Il l’entraîna presque hors du salon baigné de lumière et de bavardages vers le couloir étroit et sombre, où l’odeur des manteaux poussiéreux et des vieilles chaussures se mêlait aux arômes des plats chauds.

Elle arracha son bras d’un geste brusque et furieux.
Quatre taches rouges, empreintes nettes de ses doigts, apparurent aussitôt sur sa peau délicate.
Kristina ne frotta pas l’endroit meurtri.
Elle se redressa, leva le menton, et ses yeux, qui paraissaient presque noirs dans la pénombre du couloir, brûlaient d’une flamme sèche et rageuse.
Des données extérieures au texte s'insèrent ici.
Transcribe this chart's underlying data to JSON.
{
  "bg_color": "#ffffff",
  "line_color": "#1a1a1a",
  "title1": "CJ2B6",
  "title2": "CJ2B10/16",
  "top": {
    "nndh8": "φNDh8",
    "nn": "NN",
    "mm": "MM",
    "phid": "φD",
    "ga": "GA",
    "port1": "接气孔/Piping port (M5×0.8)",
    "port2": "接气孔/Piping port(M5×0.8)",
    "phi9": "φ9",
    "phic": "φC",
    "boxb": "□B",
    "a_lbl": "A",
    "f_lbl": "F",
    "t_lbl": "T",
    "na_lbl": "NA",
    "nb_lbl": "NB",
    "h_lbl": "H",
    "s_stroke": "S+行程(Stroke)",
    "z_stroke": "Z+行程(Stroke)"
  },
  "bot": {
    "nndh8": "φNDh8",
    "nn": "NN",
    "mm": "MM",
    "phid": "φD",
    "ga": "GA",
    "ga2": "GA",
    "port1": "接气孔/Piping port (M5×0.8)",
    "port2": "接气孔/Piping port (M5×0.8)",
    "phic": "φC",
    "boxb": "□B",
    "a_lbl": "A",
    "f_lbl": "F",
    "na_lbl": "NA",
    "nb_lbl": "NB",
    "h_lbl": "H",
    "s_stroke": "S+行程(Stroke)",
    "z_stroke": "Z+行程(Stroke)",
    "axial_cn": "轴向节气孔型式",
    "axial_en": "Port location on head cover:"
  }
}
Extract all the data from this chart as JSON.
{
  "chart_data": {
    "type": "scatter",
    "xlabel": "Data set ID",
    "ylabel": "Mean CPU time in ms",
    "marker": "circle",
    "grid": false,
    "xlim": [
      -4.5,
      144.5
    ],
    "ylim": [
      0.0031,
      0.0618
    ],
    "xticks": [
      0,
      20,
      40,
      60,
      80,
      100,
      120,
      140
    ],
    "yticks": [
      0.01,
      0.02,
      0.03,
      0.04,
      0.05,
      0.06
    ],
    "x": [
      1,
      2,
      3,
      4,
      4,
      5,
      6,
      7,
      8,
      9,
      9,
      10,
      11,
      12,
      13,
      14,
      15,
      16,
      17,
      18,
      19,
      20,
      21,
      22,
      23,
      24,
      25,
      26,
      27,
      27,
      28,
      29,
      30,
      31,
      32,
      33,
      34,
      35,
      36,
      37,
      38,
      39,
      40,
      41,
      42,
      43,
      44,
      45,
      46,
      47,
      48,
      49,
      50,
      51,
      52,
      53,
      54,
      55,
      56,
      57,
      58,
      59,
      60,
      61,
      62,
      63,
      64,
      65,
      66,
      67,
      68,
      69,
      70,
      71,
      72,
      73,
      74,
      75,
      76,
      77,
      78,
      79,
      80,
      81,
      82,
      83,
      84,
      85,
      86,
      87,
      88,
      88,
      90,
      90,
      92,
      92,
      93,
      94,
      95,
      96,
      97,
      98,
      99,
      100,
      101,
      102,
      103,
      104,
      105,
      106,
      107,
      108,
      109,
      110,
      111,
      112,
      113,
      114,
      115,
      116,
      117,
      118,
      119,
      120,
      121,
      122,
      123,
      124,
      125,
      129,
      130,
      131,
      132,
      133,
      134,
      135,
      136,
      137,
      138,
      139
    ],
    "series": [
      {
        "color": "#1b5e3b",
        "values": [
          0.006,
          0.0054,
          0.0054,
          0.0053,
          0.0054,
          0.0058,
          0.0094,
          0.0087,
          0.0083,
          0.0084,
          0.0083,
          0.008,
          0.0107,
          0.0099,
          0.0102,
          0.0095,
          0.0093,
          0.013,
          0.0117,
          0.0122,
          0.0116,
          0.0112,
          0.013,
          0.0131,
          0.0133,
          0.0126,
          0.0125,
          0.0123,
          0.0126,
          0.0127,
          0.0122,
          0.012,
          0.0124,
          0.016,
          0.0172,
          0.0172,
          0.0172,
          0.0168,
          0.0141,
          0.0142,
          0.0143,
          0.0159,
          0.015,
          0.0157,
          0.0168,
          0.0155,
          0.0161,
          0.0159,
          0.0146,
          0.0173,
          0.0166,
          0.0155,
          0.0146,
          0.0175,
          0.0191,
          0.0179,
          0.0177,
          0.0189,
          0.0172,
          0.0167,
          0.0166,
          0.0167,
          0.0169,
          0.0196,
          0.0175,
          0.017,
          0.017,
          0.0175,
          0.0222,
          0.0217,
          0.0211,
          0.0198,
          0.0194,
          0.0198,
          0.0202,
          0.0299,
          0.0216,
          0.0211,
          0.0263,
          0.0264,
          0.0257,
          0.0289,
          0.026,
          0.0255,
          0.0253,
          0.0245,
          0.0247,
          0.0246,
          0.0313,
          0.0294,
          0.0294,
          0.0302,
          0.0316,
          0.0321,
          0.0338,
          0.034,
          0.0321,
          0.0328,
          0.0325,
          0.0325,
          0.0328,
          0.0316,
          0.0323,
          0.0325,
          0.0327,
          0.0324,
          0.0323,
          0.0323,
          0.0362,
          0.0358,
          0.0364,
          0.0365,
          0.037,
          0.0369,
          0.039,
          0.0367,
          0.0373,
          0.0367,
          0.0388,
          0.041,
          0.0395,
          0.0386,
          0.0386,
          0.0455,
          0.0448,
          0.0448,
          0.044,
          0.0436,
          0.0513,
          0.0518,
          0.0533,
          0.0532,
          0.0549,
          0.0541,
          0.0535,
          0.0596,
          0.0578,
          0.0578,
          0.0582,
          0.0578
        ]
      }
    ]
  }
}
Tout son être était une réponse — glaciale et impitoyable.
— Moi ? Pour qui je me prends ? — sa voix était basse et tendue, comme une corde trop serrée.
— C’est à moi que tu poses cette question, Igor ? Tu étais assis à regarder ta précieuse maman, Tamara Borisovna, piétiner méthodiquement mes parents toute la soirée.
Pas seulement en insinuant, mais en le disant clairement, savourant chaque mot, chaque réaction à table.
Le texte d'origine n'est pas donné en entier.